Assim como qualquer corpo que foi aprisionado no horizonte de eventos de um buraco negro, como ilustrado na nossa imagem de capa, a ideia da morte fica indo e voltando na nossa psique, nunca avançando e nem retrocedendo, e sempre mudando de acordo com a época e crenças, como as cores que vemos se movimentar na fina lâmina de uma bolha de sabão. Inclusive, a analogia com a bolha de sabão seria muito melhor se ela não fosse alimentada, inflada de ar, uma única vez. A nossa psique, ao contrário, recebe informações muito mais constantes, por assim dizer, de uma categoria exclusiva de definições chamada de pulsão, que, no meu entender de psicanalista, e nesse contexto, nada mais é do que um instinto revestido de linguagem.

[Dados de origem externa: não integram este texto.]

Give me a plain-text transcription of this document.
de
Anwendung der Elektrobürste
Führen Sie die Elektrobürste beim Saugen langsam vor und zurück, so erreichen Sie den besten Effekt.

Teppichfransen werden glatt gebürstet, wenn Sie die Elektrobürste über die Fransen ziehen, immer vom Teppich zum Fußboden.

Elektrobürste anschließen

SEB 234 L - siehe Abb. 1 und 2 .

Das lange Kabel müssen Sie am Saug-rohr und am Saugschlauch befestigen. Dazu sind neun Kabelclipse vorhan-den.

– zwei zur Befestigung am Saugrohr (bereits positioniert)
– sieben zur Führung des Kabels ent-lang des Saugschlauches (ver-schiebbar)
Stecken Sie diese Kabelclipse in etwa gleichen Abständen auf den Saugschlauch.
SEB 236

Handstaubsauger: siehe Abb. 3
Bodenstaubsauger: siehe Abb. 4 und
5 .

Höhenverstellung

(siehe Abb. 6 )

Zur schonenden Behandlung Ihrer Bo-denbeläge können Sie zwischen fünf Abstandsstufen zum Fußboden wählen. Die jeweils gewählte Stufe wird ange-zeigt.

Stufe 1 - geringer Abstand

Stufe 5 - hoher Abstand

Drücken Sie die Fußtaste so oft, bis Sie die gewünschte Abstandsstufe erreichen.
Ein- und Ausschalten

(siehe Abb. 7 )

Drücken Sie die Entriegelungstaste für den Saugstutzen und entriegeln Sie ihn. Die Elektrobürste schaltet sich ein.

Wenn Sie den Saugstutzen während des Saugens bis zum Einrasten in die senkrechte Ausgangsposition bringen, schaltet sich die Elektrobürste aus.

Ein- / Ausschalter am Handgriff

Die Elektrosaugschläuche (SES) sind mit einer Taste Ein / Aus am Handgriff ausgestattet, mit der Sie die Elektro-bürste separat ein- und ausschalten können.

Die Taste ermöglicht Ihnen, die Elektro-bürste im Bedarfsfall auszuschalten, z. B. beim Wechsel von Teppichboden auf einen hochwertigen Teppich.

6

Os nossos instintos surgem de um corpo, e também no corpo, mas quando se encontram com a nossa linguagem, ganham um embrulho, um revestimento, e nos suscitam, por exemplo, a vontade de comer feijoada. É como se a fome, ao surgir numa quartafeira, devesse ser saciada com feijoada, e, ao surgir num domingo, devesse ser saciada com macarronada. Fome, um instinto, mais quartafeira, uma palavra, igual a feijoada, o objeto de uma pulsão. Fome, o mesmo instinto, mais domingo, uma outra palavra, igual a macarronada, o objeto de uma outra pulsão. E vale notar que, no fim das contas, macarronada e feijoada são palavras. Lembrando que, em contextos psíquicos, uma pulsão pode escolher quaisquer objetos, sob a orientação de quaisquer instintos, como aconteceu com uma jovem sueca, que se apaixonou pelo Muro de Berlim: a nossa psique não se pauta numa ciência exata.
a Singularidade psíquica
A nossa psique, a nossa mente, é como uma caixinha de mentiras, pois palavras são mentiras. O que há da palavra caneca no objeto caneca? O hábito é tal que nunca nos perguntamos isso, e, nem muito menos, dessa forma. Mas a pergunta é válida e muito instigante. Assim como existe uma distância entre o núcleo de um buraco negro, a sua singularidade, e o seu horizonte de eventos, existe uma distância entre nossos corpos e nossas psiques, sendo estas compostas por palavras. Sem umbigo e nem pequeno a: estamos na borda, somos a borda. A sensação que tenho, e que gostaria de construir na sua cabeça, é que todos nós, todas as nossas respectivas psiques, nossos eus, ou qual nome tiverem, não estão em núcleos coesos e em algum lugar dentro das nossas cabeças ou mentes. Poderíamos, no máximo, dizer que estamos atrás dos nossos olhos. Mesmo sendo essa uma localização bastante propícia e lógica, sua falha, sua incoerência, está exatamente no fato de apontar uma localização física.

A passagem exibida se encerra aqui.